[PATCH -v2] IPI: Avoid to use 2 cache lines for one call_single_data

From: Huang Ying
Date: Thu Jul 27 2017 - 04:43:20 EST

struct call_single_data is used in IPI to transfer information between
CPUs. Its size is bigger than sizeof(unsigned long) and less than
cache line size. Now, it is allocated with no any alignment
requirement. This makes it possible for allocated call_single_data to
cross 2 cache lines. So that double the number of the cache lines
that need to be transferred among CPUs.

This is resolved by aligning the allocated call_single_data with 4 *
sizeof(void *). If the size of struct call_single_data is changed in
the future, the alignment should be changed accordingly. It should be
more than sizeof(struct call_single_data) and the power of 2.

To test the effect of the patch, we use the vm-scalability multiple
thread swap test case (swap-w-seq-mt). The test will create multiple
threads and each thread will eat memory until all RAM and part of swap
is used, so that huge number of IPI will be triggered when unmapping
memory.

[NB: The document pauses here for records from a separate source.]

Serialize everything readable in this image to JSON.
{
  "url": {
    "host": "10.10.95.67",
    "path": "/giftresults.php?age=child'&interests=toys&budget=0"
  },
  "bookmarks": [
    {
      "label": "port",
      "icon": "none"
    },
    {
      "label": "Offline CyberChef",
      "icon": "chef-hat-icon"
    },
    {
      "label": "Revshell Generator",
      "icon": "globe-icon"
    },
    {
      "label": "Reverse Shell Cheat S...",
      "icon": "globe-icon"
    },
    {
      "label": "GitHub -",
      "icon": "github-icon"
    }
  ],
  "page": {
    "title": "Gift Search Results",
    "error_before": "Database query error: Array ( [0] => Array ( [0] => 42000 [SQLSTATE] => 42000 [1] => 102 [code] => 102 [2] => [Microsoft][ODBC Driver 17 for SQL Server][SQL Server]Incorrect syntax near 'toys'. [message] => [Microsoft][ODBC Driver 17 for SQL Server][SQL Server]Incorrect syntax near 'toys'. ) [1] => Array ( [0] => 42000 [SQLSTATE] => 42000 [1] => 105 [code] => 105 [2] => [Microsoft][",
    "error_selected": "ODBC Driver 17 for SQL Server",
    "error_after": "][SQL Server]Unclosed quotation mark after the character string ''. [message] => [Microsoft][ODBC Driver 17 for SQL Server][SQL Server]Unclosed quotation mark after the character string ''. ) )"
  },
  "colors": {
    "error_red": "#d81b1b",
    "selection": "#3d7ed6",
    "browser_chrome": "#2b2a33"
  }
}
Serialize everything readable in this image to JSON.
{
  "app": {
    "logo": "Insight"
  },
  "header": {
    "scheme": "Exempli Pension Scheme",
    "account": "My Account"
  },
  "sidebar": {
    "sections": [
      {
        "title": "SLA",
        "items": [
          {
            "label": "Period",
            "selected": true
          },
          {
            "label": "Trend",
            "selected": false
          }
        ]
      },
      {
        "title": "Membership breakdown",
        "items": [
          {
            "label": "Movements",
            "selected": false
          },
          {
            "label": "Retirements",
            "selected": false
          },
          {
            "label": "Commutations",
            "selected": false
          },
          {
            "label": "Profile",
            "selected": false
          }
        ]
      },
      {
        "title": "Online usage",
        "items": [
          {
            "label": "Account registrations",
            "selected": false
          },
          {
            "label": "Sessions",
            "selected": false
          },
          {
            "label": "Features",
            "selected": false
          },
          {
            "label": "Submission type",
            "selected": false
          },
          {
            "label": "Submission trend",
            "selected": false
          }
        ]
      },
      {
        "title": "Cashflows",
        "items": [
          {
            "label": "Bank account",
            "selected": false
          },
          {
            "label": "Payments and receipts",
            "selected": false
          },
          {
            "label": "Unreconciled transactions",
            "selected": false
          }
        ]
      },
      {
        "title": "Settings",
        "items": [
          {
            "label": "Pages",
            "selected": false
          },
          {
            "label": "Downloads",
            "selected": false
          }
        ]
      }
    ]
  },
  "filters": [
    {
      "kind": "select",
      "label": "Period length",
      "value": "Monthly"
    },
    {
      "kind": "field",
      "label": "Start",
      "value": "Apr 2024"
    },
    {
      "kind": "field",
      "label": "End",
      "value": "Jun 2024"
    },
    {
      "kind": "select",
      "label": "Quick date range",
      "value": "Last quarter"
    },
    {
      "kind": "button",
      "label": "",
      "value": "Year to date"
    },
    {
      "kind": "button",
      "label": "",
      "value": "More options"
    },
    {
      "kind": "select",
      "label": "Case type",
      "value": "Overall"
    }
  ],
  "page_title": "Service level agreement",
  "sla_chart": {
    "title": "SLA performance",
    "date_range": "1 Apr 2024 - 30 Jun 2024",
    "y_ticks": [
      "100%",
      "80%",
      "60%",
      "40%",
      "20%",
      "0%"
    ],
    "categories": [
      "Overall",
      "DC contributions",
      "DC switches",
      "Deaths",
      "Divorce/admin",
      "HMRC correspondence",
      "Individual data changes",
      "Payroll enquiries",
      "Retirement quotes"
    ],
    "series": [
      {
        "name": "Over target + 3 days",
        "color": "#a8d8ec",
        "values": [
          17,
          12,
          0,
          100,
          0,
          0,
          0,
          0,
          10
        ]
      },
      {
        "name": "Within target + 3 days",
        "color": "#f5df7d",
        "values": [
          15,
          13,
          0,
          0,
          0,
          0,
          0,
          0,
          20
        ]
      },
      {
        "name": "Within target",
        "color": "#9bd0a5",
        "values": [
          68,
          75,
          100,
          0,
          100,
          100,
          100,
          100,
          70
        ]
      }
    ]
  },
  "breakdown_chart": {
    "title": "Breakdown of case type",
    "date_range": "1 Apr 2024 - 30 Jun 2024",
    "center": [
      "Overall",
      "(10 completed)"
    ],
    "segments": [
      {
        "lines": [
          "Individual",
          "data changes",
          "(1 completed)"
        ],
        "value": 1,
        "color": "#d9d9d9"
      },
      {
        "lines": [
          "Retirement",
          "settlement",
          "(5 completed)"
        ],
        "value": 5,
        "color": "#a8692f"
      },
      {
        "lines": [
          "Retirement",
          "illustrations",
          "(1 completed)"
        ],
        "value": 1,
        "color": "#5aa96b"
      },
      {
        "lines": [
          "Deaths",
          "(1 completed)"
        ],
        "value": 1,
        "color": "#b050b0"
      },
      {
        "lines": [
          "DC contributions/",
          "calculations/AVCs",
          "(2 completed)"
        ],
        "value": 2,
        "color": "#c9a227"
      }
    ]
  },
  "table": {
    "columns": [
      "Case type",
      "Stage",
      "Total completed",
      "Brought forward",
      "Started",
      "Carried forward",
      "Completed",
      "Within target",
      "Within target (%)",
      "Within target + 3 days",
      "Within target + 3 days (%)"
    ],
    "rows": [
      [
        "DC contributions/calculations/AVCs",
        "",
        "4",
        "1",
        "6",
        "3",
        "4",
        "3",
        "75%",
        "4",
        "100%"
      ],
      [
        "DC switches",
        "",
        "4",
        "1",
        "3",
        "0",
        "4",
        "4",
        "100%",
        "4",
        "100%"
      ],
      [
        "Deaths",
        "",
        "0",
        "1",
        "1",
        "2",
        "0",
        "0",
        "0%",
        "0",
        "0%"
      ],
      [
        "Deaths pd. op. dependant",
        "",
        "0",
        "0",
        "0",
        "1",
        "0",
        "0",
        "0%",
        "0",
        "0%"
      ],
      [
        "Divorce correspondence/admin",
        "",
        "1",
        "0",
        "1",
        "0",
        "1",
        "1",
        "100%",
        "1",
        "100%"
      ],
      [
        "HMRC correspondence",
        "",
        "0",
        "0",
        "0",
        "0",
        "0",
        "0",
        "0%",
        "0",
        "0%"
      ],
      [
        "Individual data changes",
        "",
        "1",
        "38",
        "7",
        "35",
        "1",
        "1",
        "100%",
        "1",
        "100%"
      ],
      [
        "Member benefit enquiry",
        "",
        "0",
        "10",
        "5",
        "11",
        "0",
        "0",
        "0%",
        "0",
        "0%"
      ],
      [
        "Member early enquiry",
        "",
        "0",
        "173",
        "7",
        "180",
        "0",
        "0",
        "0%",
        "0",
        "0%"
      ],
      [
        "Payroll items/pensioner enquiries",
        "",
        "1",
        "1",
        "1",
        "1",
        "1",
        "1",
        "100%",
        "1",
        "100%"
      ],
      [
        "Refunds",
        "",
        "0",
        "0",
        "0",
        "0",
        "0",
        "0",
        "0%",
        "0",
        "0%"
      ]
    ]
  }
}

In the test, the throughput of memory writing improves ~5%
compared with misaligned call_single_data because of faster IPI.

[Align with 4 * sizeof(void*) instead of cache line size]
Suggested-by: Eric Dumazet <eric.dumazet@xxxxxxxxx>
Signed-off-by: "Huang, Ying" <ying.huang@xxxxxxxxx>
Cc: Peter Zijlstra <peterz@xxxxxxxxxxxxx>
Cc: Ingo Molnar <mingo@xxxxxxxxxx>
Cc: Michael Ellerman <mpe@xxxxxxxxxxxxxx>
Cc: Borislav Petkov <bp@xxxxxxx>
Cc: Thomas Gleixner <tglx@xxxxxxxxxxxxx>
Cc: Juergen Gross <jgross@xxxxxxxx>
Cc: Aaron Lu <aaron.lu@xxxxxxxxx>
include/linux/smp.h | 11 ++++++++++-
1 file changed, 10 insertions(+), 1 deletion(-)

diff --git a/include/linux/smp.h b/include/linux/smp.h
index 68123c1fe549..4d3b372d50b0 100644
--- a/include/linux/smp.h
+++ b/include/linux/smp.h
@@ -13,13 +13,22 @@
#include <linux/init.h>
#include <linux/llist.h>

+#define CSD_ALIGNMENT (4 * sizeof(void *))
typedef void (*smp_call_func_t)(void *info);
struct call_single_data {
struct llist_node llist;
smp_call_func_t func;
void *info;
unsigned int flags;
+} __aligned(CSD_ALIGNMENT);
+/* To avoid allocate csd across 2 cache lines */
+static inline void check_alignment_of_csd(void)
+ BUILD_BUG_ON(sizeof(struct call_single_data) > CSD_ALIGNMENT);

/* total number of cpus in this system (may exceed NR_CPUS) */
extern unsigned int total_cpus;